Talking to Your Preschooler about the Importance of Friendship
"A day without a friend is like a pot without a single drop of honey left inside.” ~Winnie the Pooh
Friendship is important at any age, but for preschoolers, it is a foundational part of learning how to interact with their peers and manage their emotions in positive ways. That’s why talking to your preschooler about the importance of friendship is a good way to help them navigate their relationships and learn to be a good friend in the process.
Here are some conversation starters to help you discuss the importance of friendship with your child:
1. “How does a good friend talk and act?”
Sit down together and make a list of “good friend” qualities such as being kind, sharing toys and helping others. Teach them phrases that will help them communicate clearly and kindly. Let them know that both their words and their actions matter.
For more tips on how to help your preschooler be a good friend, check out this article.
2. “What are some ways to have fun with your friends?”
Talk with your child about the importance of getting along and doing things together. List some fun activities that require two or more children such as board games, basketball or tag.
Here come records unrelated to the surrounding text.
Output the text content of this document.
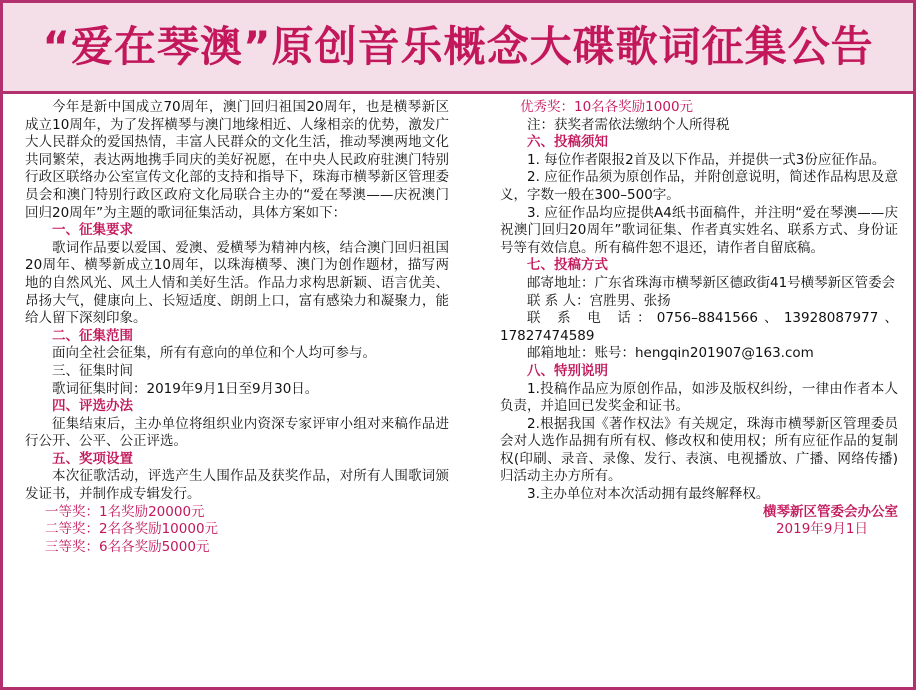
“爱在琴澳”原创音乐概念大碟歌词征集公告

今年是新中国成立70周年，澳门回归祖国20周年，也是横琴新区成立10周年，为了发挥横琴与澳门地缘相近、人缘相亲的优势，激发广大人民群众的爱国热情，丰富人民群众的文化生活，推动琴澳两地文化共同繁荣，表达两地携手同庆的美好祝愿，在中央人民政府驻澳门特别行政区联络办公室宣传文化部的支持和指导下，珠海市横琴新区管理委员会和澳门特别行政区政府文化局联合主办的“爱在琴澳——庆祝澳门回归20周年”为主题的歌词征集活动，具体方案如下：

一、征集要求

歌词作品要以爱国、爱澳、爱横琴为精神内核，结合澳门回归祖国20周年、横琴新成立10周年，以珠海横琴、澳门为创作题材，描写两地的自然风光、风土人情和美好生活。作品力求构思新颖、语言优美、昂扬大气，健康向上、长短适度、朗朗上口，富有感染力和凝聚力，能给人留下深刻印象。

二、征集范围

面向全社会征集，所有有意向的单位和个人均可参与。

三、征集时间

歌词征集时间：2019年9月1日至9月30日。

四、评选办法

征集结束后，主办单位将组织业内资深专家评审小组对来稿作品进行公开、公平、公正评选。

五、奖项设置

本次征歌活动，评选产生人围作品及获奖作品，对所有人围歌词颁发证书，并制作成专辑发行。

一等奖：1名奖励20000元

二等奖：2名各奖励10000元

三等奖：6名各奖励5000元

优秀奖：10名各奖励1000元

注：获奖者需依法缴纳个人所得税

六、投稿须知

1. 每位作者限报2首及以下作品，并提供一式3份应征作品。

2. 应征作品须为原创作品，并附创意说明，简述作品构思及意义，字数一般在300–500字。

3. 应征作品均应提供A4纸书面稿件，并注明“爱在琴澳——庆祝澳门回归20周年”歌词征集、作者真实姓名、联系方式、身份证号等有效信息。所有稿件恕不退还，请作者自留底稿。

七、投稿方式

邮寄地址：广东省珠海市横琴新区德政街41号横琴新区管委会

联 系 人：宫胜男、张扬

联 系 电 话：0756–8841566、13928087977、17827474589

邮箱地址：账号：hengqin201907@163.com

八、特别说明

1.投稿作品应为原创作品，如涉及版权纠纷，一律由作者本人负责，并追回已发奖金和证书。

2.根据我国《著作权法》有关规定，珠海市横琴新区管理委员会对人选作品拥有所有权、修改权和使用权；所有应征作品的复制权(印刷、录音、录像、发行、表演、电视播放、广播、网络传播)归活动主办方所有。

3.主办单位对本次活动拥有最终解释权。

横琴新区管委会办公室

2019年9月1日
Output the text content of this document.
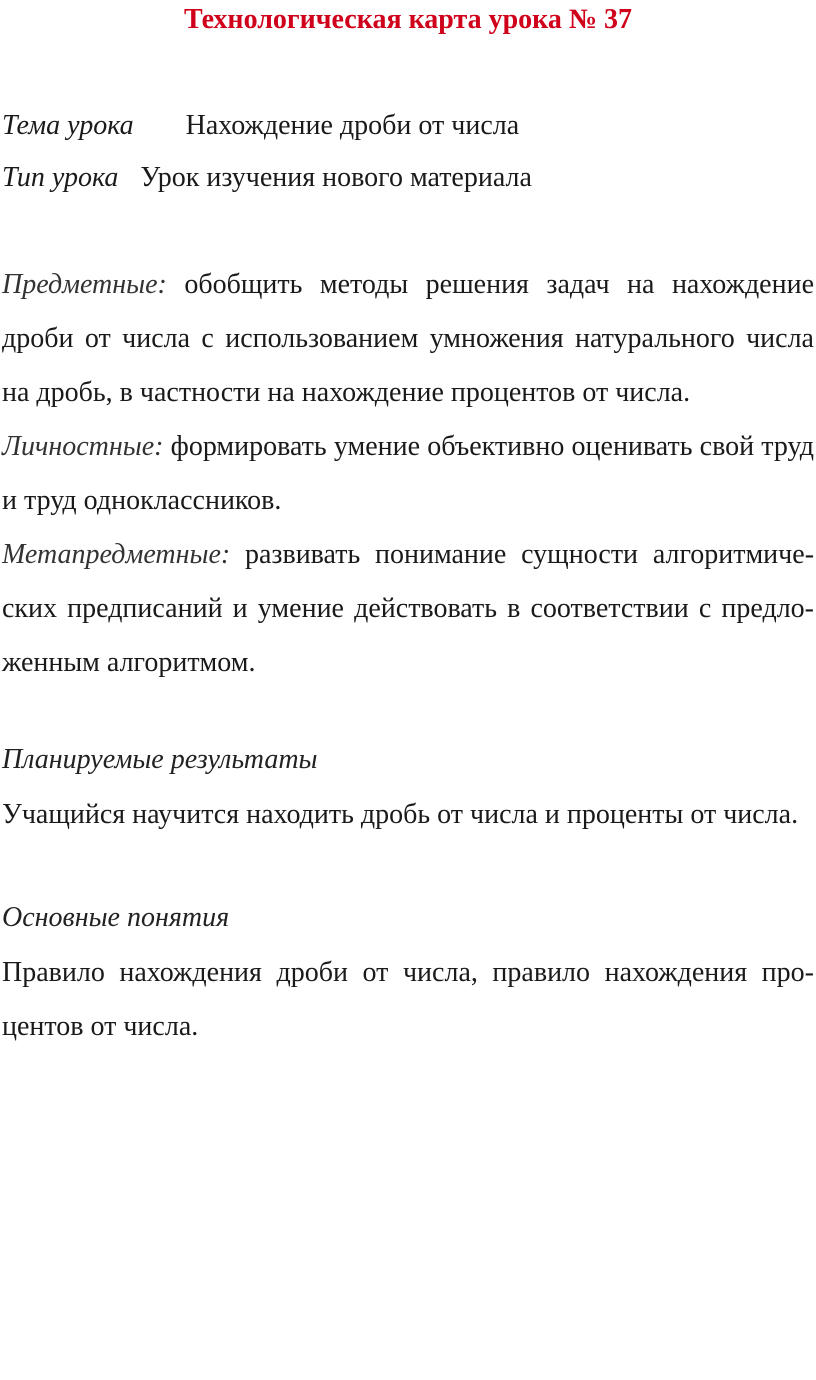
Технологическая карта урока № 37
Тема урока Нахождение дроби от числа
Тип урока Урок изучения нового материала
Предметные: обобщить методы решения задач на нахождение дроби от числа с использованием умножения натурального числа на дробь, в частности на нахождение процентов от числа.
Личностные: формировать умение объективно оценивать свой труд и труд одноклассников.
Метапредметные: развивать понимание сущности алгоритмических предписаний и умение действовать в соответствии с предложенным алгоритмом.
Планируемые результаты
Учащийся научится находить дробь от числа и проценты от числа.
Основные понятия
Правило нахождения дроби от числа, правило нахождения процентов от числа.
Be sure to encourage your child to be friendly to everyone—including children who might feel shy or left out.
3. “What are some good ways of dealing with friends who aren’t treating you nicely?”
Allow your children to come to you when their friends aren't treating them well. Listen intently without being dismissive. This will show your child that they can talk to you openly and discuss ways to handle hurtful situations.
By talking with your preschooler about friendship, you’re not only helping them develop social skills, but you’re also opening the lines of communication for future conversations. You’ll be reinforcing things like kindness, generosity and thoughtfulness while also addressing issues such as anger, selfishness and even bullying.
If your child struggles with friendship, consider these tips:
Roleplay with your child and practice interacting as if you are a friend their age.
Talk about simple acts of kindness that can be done at home or at school.
Schedule a playdate with only one other child to reduce feelings of being overwhelmed.
Volunteer at a school event and bring your child along to help.
Encourage your preschooler to draw pictures for their classmates and hand them out the next day.
The Center for Parenting Education offers this insight for children who are shy or reserved: “It should be noted that the process of socialization takes time. In order to feel safe, shy children often stand back and watch an activity instead of taking part. They begin the socialization process by observing and listening to the interactions of others. When they feel comfortable they move closer.”
Whether your child is outgoing or introverted, having regular conversations with them about the importance of friendship can make all the difference. Keep the lines of communication open and be observant of your preschooler’s words and actions. With a little help, you’ll be setting the groundwork for healthy ways of interacting with others and developing lasting friendships.